The U.S. Supreme Court unanimously rejected Monday an effort to patent a way to smooth energy costs, but pleased some high-tech industries by saying the current test for business method patents may be too narrow.
The case had been closely watched by a wide range of interests.
Some software and biotechnology companies wanted a broad definition of what can be patented because they license processes. Others, such as some financial institutions, wanted restrictions on business method patents to avoid lawsuits.The court said the current standard — that the patented invention involve a machine or transformation — may be a useful investigative tool but is not the sole test for deciding whether an invention is a patent-eligible “process.”

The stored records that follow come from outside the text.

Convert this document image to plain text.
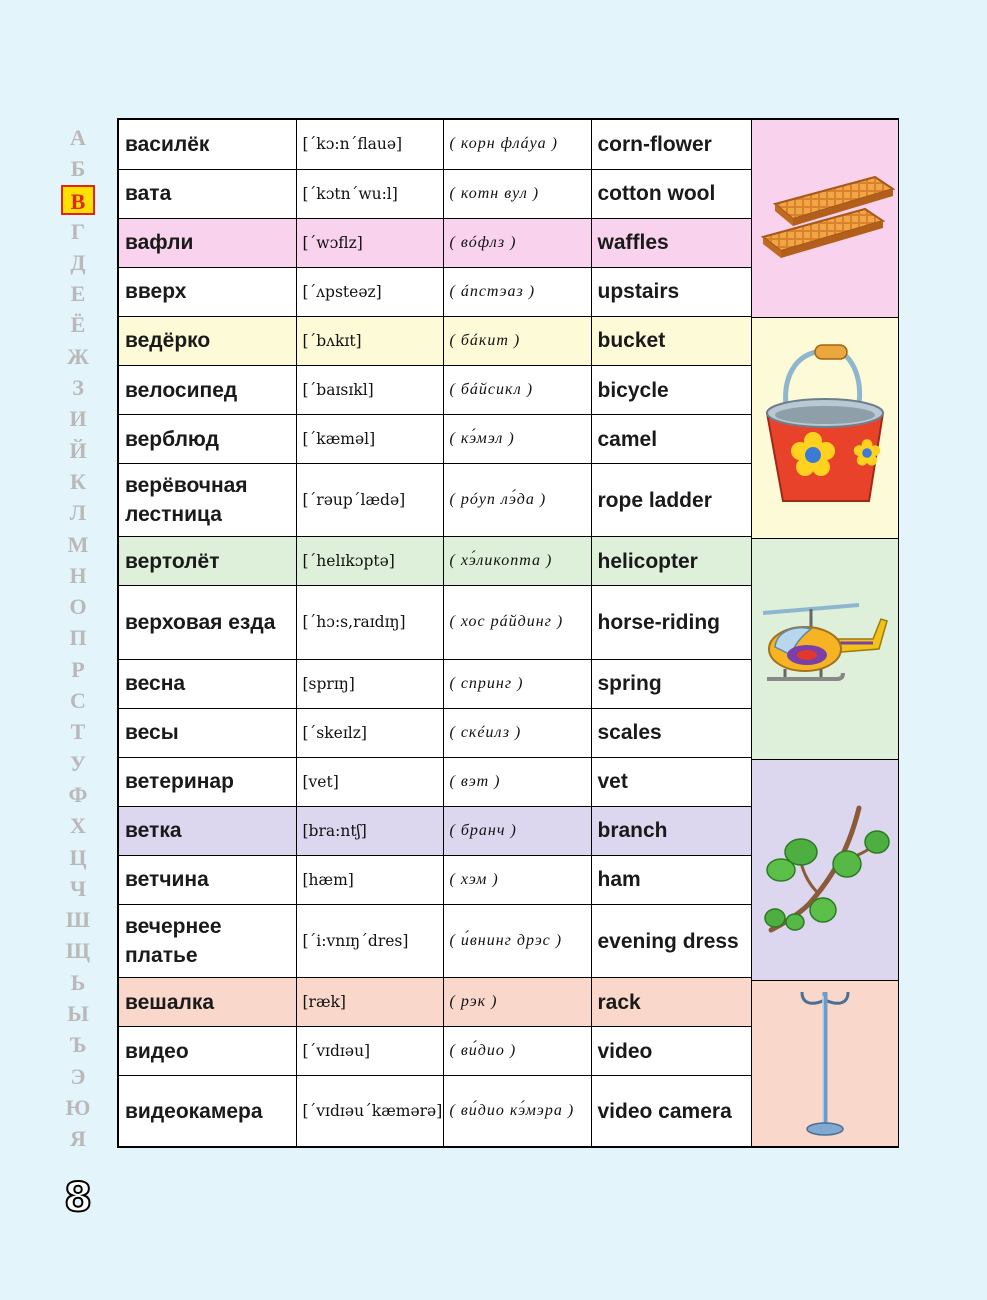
А
Б
В
Г
Д
Е
Ё
Ж
З
И
Й
К
Л
М
Н
О
П
Р
С
Т
У
Ф
Х
Ц
Ч
Ш
Щ
Ь
Ы
Ъ
Э
Ю
Я
василёк	[ˊkɔ:nˊflauə]	( корн флáуа )	corn-flower
вата	[ˊkɔtnˊwu:l]	( котн вул )	cotton wool
вафли	[ˊwɔflz]	( вóфлз )	waffles
вверх	[ˊʌpsteəz]	( áпстэаз )	upstairs
ведёрко	[ˊbʌkɪt]	( бáкит )	bucket
велосипед	[ˊbaɪsɪkl]	( бáйсикл )	bicycle
верблюд	[ˊkæməl]	( кэ́мэл )	camel
верёвочная лестница	[ˊrəupˊlædə]	( рóуп лэ́да )	rope ladder
вертолёт	[ˊhelɪkɔptə]	( хэ́ликопта )	helicopter
верховая езда	[ˊhɔ:s,raɪdɪŋ]	( хос рáйдинг )	horse-riding
весна	[sprɪŋ]	( спринг )	spring
весы	[ˊskeɪlz]	( скéилз )	scales
ветеринар	[vet]	( вэт )	vet
ветка	[bra:ntʃ]	( бранч )	branch
ветчина	[hæm]	( хэм )	ham
вечернее платье	[ˊi:vnɪŋˊdres]	( и́внинг дрэс )	evening dress
вешалка	[ræk]	( рэк )	rack
видео	[ˊvɪdɪəu]	( ви́дио )	video
видеокамера	[ˊvɪdɪəuˊkæmərə]	( ви́дио кэ́мэра )	video camera
8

But the court did not offer an alternative, leaving companies with no clear guidelines on what future business methods could be protected.

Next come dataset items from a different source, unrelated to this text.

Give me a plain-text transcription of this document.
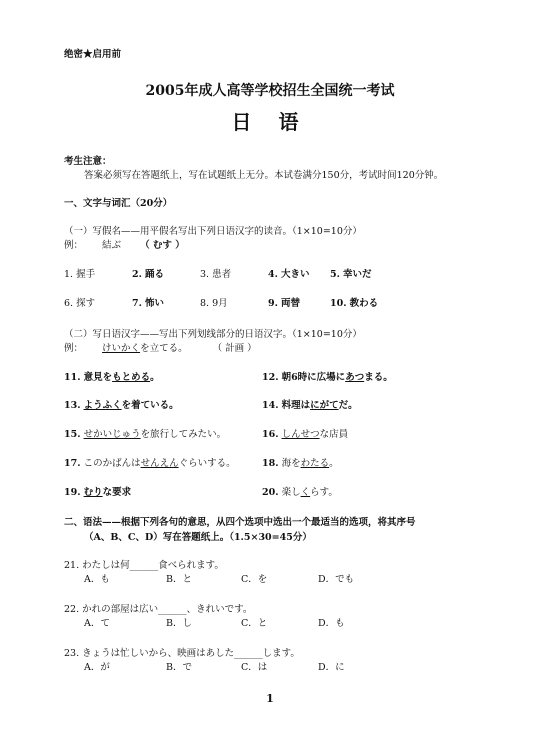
绝密★启用前
2005年成人高等学校招生全国统一考试
日 语
考生注意：
答案必须写在答题纸上，写在试题纸上无分。本试卷满分150分，考试时间120分钟。
一、文字与词汇（20分）
（一）写假名——用平假名写出下列日语汉字的读音。（1×10=10分）
例： 結ぶ （ むす ）
1. 握手	2. 踊る	3. 患者	4. 大きい 5. 幸いだ
6. 探す	7. 怖い	8. 9月	9. 両替	10. 教わる
（二）写日语汉字——写出下列划线部分的日语汉字。（1×10=10分）
例： けいかくを立てる。	（ 計画 ）
11. 意見をもとめる。	12. 朝6時に広場にあつまる。
13. ようふくを着ている。	14. 料理はにがてだ。
15. せかいじゅうを旅行してみたい。	16. しんせつな店員
17. このかばんはせんえんぐらいする。	18. 海をわたる。
19. むりな要求	20. 楽しくらす。
二、语法——根据下列各句的意思，从四个选项中选出一个最适当的选项，将其序号
（A、B、C、D）写在答题纸上。（1.5×30=45分）
21. わたしは何______食べられます。
A．も	B．と	C．を	D．でも
22. かれの部屋は広い______、きれいです。
A．て	B．し	C．と	D．も
23. きょうは忙しいから、映画はあした______します。
A．が	B．で	C．は	D．に
1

The most famous business method patent is perhaps Amazon.com Inc.’s one-click method to make a purchase.
The ruling was “sort of holding the status quo,” said Scott Bain, litigation counsel for the Software and Information Industry Association, whose 500 members include Adobe, Symantec and Oracle.

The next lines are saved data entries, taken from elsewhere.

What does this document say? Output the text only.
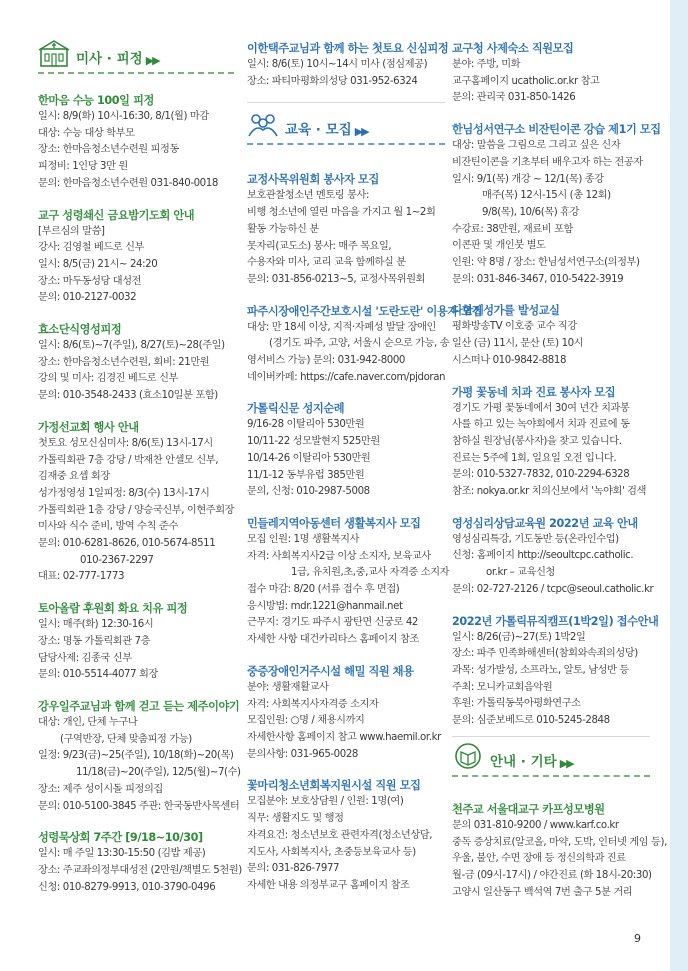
미사 · 피정 ▶▶

한마음 수능 100일 피정

일시: 8/9(화) 10시-16:30, 8/1(월) 마감

대상: 수능 대상 학부모

장소: 한마음청소년수련원 피정동

피정비: 1인당 3만 원

문의: 한마음청소년수련원 031-840-0018

교구 성령쇄신 금요밤기도회 안내

[부르심의 말씀]

강사: 김영철 베드로 신부

일시: 8/5(금) 21시~ 24:20

장소: 마두동성당 대성전

문의: 010-2127-0032

효소단식영성피정

일시: 8/6(토)~7(주일), 8/27(토)~28(주일)

장소: 한마음청소년수련원, 회비: 21만원

강의 및 미사: 김경진 베드로 신부

문의: 010-3548-2433 (효소10일분 포함)

가정선교회 행사 안내

첫토요 성모신심미사: 8/6(토) 13시-17시

가톨릭회관 7층 강당 / 박재찬 안셀모 신부,

김재중 요셉 회장

성가정영성 1일피정: 8/3(수) 13시-17시

가톨릭회관 1층 강당 / 양승국신부, 이현주회장

미사와 식수 준비, 방역 수칙 준수

문의: 010-6281-8626, 010-5674-8511

010-2367-2297

대표: 02-777-1773

토아올람 후원회 화요 치유 피정

일시: 매주(화) 12:30-16시

장소: 명동 가톨릭회관 7층

담당사제: 김종국 신부

문의: 010-5514-4077 회장

강우일주교님과 함께 걷고 듣는 제주이야기

대상: 개인, 단체 누구나

(구역반장, 단체 맞춤피정 가능)

일정: 9/23(금)~25(주일), 10/18(화)~20(목)

11/18(금)~20(주일), 12/5(월)~7(수)

장소: 제주 성이시돌 피정의집

문의: 010-5100-3845 주관: 한국동반사목센터

성령묵상회 7주간 [9/18~10/30]

일시: 매 주일 13:30-15:50 (김밥 제공)

장소: 주교좌의정부대성전 (2만원/책별도 5천원)

신청: 010-8279-9913, 010-3790-0496

이한택주교님과 함께 하는 첫토요 신심피정

일시: 8/6(토) 10시~14시 미사 (점심제공)

장소: 파티마평화의성당 031-952-6324

교육 · 모집 ▶▶

교정사목위원회 봉사자 모집

보호관찰청소년 멘토링 봉사:

비행 청소년에 열린 마음을 가지고 월 1~2회

활동 가능하신 분

못자리(교도소) 봉사: 매주 목요일,

수용자와 미사, 교리 교육 함께하실 분

문의: 031-856-0213~5, 교정사목위원회

파주시장애인주간보호시설 '도란도란' 이용자 모집

대상: 만 18세 이상, 지적·자폐성 발달 장애인

(경기도 파주, 고양, 서울시 순으로 가능, 송

영서비스 가능) 문의: 031-942-8000

네이버카페: https://cafe.naver.com/pjdoran

가톨릭신문 성지순례

9/16-28 이탈리아 530만원

10/11-22 성모발현지 525만원

10/14-26 이탈리아 530만원

11/1-12 동부유럽 385만원

문의, 신청: 010-2987-5008

민들레지역아동센터 생활복지사 모집

모집 인원: 1명 생활복지사

자격: 사회복지사2급 이상 소지자, 보육교사

1급, 유치원,초,중,교사 자격증 소지자

접수 마감: 8/20 (서류 접수 후 면접)

응시방법: mdr.1221@hanmail.net

근무지: 경기도 파주시 광탄면 신궁로 42

자세한 사항 대건카리타스 홈페이지 참조

중증장애인거주시설 해밀 직원 채용

분야: 생활재활교사

자격: 사회복지사자격증 소지자

모집인원: ○명 / 채용시까지

자세한사항 홈페이지 참고 www.haemil.or.kr

문의사항: 031-965-0028

꽃마리청소년회복지원시설 직원 모집

모집분야: 보호상담원 / 인원: 1명(여)

직무: 생활지도 및 행정

자격요건: 청소년보호 관련자격(청소년상담,

지도사, 사회복지사, 초중등보육교사 등)

문의: 031-826-7977

자세한 내용 의정부교구 홈페이지 참조

교구청 사제숙소 직원모집

분야: 주방, 미화

교구홈페이지 ucatholic.or.kr 참고

문의: 관리국 031-850-1426

한님성서연구소 비잔틴이콘 강습 제1기 모집

대상: 말씀을 그림으로 그리고 싶은 신자

비잔틴이콘을 기초부터 배우고자 하는 전공자

일시: 9/1(목) 개강 ~ 12/1(목) 종강

매주(목) 12시-15시 (총 12회)

9/8(목), 10/6(목) 휴강

수강료: 38만원, 재료비 포함

이콘판 및 개인붓 별도

인원: 약 8명 / 장소: 한님성서연구소(의정부)

문의: 031-846-3467, 010-5422-3919

다함께성가를 발성교실

평화방송TV 이호중 교수 직강

일산 (금) 11시, 문산 (토) 10시

시스떠나 010-9842-8818

가평 꽃동네 치과 진료 봉사자 모집

경기도 가평 꽃동네에서 30여 년간 치과봉

사를 하고 있는 녹야회에서 치과 진료에 동

참하실 원장님(봉사자)을 찾고 있습니다.

진료는 5주에 1회, 일요일 오전 입니다.

문의: 010-5327-7832, 010-2294-6328

참조: nokya.or.kr 치의신보에서 '녹야회' 검색

영성심리상담교육원 2022년 교육 안내

영성심리특강, 기도동반 등(온라인수업)

신청: 홈페이지 http://seoultcpc.catholic.

or.kr – 교육신청

문의: 02-727-2126 / tcpc@seoul.catholic.kr

2022년 가톨릭뮤직캠프(1박2일) 접수안내

일시: 8/26(금)~27(토) 1박2일

장소: 파주 민족화해센터(참회와속죄의성당)

과목: 성가발성, 소프라노, 알토, 남성반 등

주최: 모니카교회음악원

후원: 가톨릭동북아평화연구소

문의: 심준보베드로 010-5245-2848

안내 · 기타 ▶▶

천주교 서울대교구 카프성모병원

문의 031-810-9200 / www.karf.co.kr

중독 증상치료(알코올, 마약, 도박, 인터넷 게임 등),

우울, 불안, 수면 장애 등 정신의학과 진료

월-금 (09시-17시) / 야간진료 (화 18시-20:30)

고양시 일산동구 백석역 7번 출구 5분 거리

9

“The decision is good for patent lawyers that represent business methods,” he said. “It leaves questions unanswered.”
The Biotechnology Industry Organization was pleased.
“This ruling specifically states that the ‘machine-or-transformation test is not the sole test for patent eligibility’ and recognized that the lower court’s ruling could have created uncertainty in fields such as advanced diagnostic medicine techniques,” said BIO President Jim Greenwood in an e-mail.
The case before the Supreme Court involved Bernard Bilski and Rand Warsaw, who founded a small Pittsburgh company called WeatherWise to sell services based on hedging methods.
Bilski and Warsaw had tried to patent the hedging method, which allows users to make fixed energy payments even if usage and energy prices vary. The U.S. patent office rejected the application in 2000, and the patent board upheld the rejection in 2006.
The U.S. Court of Appeals for the Federal Circuit, which specializes in patent cases, had rejected a patent on the hedging method in 2008 on the grounds that it did not involve a machine or result in a transformation of a material substance.
The Supreme Court upheld that decision, but criticized the requirement that it involve a machine or transform a material object.
“The patent application here can be rejected under our precedents on the unpatentability of abstract ideas,” Justice Anthony Kennedy wrote in the decision.
The majority opinion did little to rein in business method patents, said Stuart Meyer, a patent lawyer with Fenwick and West.
“The only bright line that we got out of today’s ruling was that the machine or transformation test is not the talismanic test,” he added.
Michael Jakes, who argued for Bilski, said he was disappointed by the decision to refuse his client’s patent but pleased to see a broad interpretation of patentability.
“The court’s decision will … keep open to patenting such fields as business methods, software, medical diagnostic methods, data compression and the manipulation of digital signals,” said Jakes, with the law firm Finnegan, Henderson, Farabow, Garrett and Dunner LLP.
The Supreme Court case is Bilski v. Kappos, No. 08-964.